In a bid to heal inter-generational grievance, The Resolution Foundation has proposed that all 25-year-olds be given £10,000 to help buy a house or start a business.

There are principled objections to this kind of policy, not least the poor value that universal benefits tend to achieve compared with more targeted ways of spending our scarce public pounds. In addressing one form of economic grievance, you exacerbate others. Why, for example, should everyone’s taxes – drawn from the rich and the poor – be used to subsidise the lifestyle of an Oxbridge graduate at Goldman Sachs?

Simplistic policies like this emerge in a real vacuum of imagination about the roots of millennial anxiety and angst, and they take no account of the balance of needs across society as a whole.

Of course, there are vast and dangerous imbalances in the housing market that need correcting, and of course there needs to be a radical shift from assets to income, but this is not 1945, and millennials don’t need a new Nanny State.
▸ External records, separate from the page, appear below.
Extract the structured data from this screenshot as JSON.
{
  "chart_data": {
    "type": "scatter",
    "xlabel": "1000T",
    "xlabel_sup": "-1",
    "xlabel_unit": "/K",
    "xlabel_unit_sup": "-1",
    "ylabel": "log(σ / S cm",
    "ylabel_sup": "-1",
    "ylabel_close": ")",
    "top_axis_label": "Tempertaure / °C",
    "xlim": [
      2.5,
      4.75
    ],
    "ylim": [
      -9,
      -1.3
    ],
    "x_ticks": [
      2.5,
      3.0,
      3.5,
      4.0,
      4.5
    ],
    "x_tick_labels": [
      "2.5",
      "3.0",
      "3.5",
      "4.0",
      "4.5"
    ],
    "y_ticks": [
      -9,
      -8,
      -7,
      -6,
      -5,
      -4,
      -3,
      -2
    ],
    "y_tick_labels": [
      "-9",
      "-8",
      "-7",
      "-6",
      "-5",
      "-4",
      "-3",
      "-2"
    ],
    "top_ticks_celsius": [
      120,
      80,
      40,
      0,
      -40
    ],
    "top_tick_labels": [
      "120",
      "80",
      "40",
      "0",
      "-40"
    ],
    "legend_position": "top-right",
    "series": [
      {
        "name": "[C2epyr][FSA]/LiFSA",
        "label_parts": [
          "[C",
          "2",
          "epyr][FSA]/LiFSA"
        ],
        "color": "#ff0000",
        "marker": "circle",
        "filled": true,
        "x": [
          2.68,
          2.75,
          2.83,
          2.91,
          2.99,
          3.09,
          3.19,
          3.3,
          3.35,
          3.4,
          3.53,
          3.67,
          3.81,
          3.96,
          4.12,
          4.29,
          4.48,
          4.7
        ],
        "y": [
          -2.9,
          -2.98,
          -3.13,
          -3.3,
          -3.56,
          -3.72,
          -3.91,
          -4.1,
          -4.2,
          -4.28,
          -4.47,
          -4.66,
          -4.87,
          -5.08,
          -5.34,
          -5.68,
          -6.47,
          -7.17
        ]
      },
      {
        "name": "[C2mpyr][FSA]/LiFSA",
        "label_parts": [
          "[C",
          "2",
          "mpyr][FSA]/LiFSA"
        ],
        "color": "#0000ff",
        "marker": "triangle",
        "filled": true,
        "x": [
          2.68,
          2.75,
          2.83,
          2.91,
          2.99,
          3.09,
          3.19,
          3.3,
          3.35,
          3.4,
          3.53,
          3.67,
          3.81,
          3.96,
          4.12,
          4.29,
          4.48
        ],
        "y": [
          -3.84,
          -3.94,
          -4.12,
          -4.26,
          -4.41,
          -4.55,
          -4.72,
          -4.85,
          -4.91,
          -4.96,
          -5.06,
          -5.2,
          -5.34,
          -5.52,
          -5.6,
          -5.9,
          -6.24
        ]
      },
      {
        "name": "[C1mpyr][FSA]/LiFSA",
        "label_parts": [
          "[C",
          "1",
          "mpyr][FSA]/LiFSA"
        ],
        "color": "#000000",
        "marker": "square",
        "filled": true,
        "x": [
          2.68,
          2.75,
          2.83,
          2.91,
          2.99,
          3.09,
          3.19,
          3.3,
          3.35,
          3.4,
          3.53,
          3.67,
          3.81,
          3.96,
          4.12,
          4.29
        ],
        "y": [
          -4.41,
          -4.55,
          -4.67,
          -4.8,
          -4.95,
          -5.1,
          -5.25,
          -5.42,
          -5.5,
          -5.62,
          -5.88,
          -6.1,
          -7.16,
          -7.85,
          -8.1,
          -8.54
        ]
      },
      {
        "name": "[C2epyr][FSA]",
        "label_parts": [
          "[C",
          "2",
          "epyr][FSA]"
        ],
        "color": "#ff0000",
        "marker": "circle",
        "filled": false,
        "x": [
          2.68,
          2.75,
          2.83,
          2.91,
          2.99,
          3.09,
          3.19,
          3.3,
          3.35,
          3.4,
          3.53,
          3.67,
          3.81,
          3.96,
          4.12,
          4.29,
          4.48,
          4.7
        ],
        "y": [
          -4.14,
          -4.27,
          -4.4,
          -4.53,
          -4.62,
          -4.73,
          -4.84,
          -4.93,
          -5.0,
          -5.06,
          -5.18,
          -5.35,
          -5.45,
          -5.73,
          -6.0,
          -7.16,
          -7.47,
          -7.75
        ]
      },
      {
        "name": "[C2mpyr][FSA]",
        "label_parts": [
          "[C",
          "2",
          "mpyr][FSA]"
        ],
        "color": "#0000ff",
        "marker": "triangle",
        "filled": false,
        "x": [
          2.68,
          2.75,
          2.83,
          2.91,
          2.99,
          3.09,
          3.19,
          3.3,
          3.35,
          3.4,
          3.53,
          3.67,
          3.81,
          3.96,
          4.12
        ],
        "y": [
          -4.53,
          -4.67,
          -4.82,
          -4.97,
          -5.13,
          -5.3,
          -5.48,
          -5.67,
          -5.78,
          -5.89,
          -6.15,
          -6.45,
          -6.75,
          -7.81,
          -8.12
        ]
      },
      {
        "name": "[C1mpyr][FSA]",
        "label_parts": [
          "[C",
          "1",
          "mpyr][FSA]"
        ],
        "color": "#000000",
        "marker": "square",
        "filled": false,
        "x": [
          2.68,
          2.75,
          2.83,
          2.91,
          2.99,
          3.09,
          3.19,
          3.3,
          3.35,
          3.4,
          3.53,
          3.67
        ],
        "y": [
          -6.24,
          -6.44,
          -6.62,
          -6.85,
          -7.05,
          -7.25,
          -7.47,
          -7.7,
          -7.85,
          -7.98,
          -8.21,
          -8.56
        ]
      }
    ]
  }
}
Not all the explanations for generational angst can be rooted in stats, or even in material considerations that can be compared between generations.

In fact, a wealth of statistical evidence has been released over the past couple of years that points to just how well millennials are positioned in relative terms, that the housing market is no tougher than it was in the late eighties, and even that millennials make better lifestyle choices than their forebears on alcohol and drugs. Acres of column space have still been devoted to millennials – what we are, who we are, what we want – and how we’re somehow supposed to be different. Why is this?

Articles that go beyond economics tend to focus on our apparently weird cocktail of lifestyle habits: how can we like streaming music but also want vinyl records? How can we be so desperate for connection and romance and yet still use dating apps?

That’s not going to get our analysis very far.

No, better to go for a much narrower definition of millennial(ism) and to root it in personal experience.

My own millennial story began in 2001. My first memory of politics was the bombing of the World Trade Center on 11 September. There is nothing before that – I don’t remember Blair, I don’t remember Major, I don’t remember Diana. I don’t remember New Labour’s public spending splurges or reforms to the NHS. I remember two planes in a bright blue sky. Politics entered into my psyche as a domain of trauma, ultra-violence and antagonism.

That wasn’t always so. Just 11 years earlier, the Berlin Wall came down. Here was a real example of the potential of revolutionary consciousness on a massive scale, of the power of politics, of the power of collective decision-making to achieve positive social change. So the generation before mine had a completely different set of formative experiences.

That goes some way to explaining why it isn’t particularly helpful to point out comparable levels of material prosperity across generations, or to propose random spending commitments for young people.

It’s much harder to deal with a real disaffection with traditional ways of doing things that can’t be adequately addressed by even the most closely targeted policy decisions. We lack a sense of common purpose. It just feels that the wind is against us, that things are not quite as they were, that the world is small. Arguably the most important national project of our time, Brexit, is not a source of great enthusiasm (unless we’re opposed to it).

Most of all, we need leaders who can shape a broader vision that explains who we are and where we came from. Fix that and you fix the millennial problem: it might not even cost £10,000, each.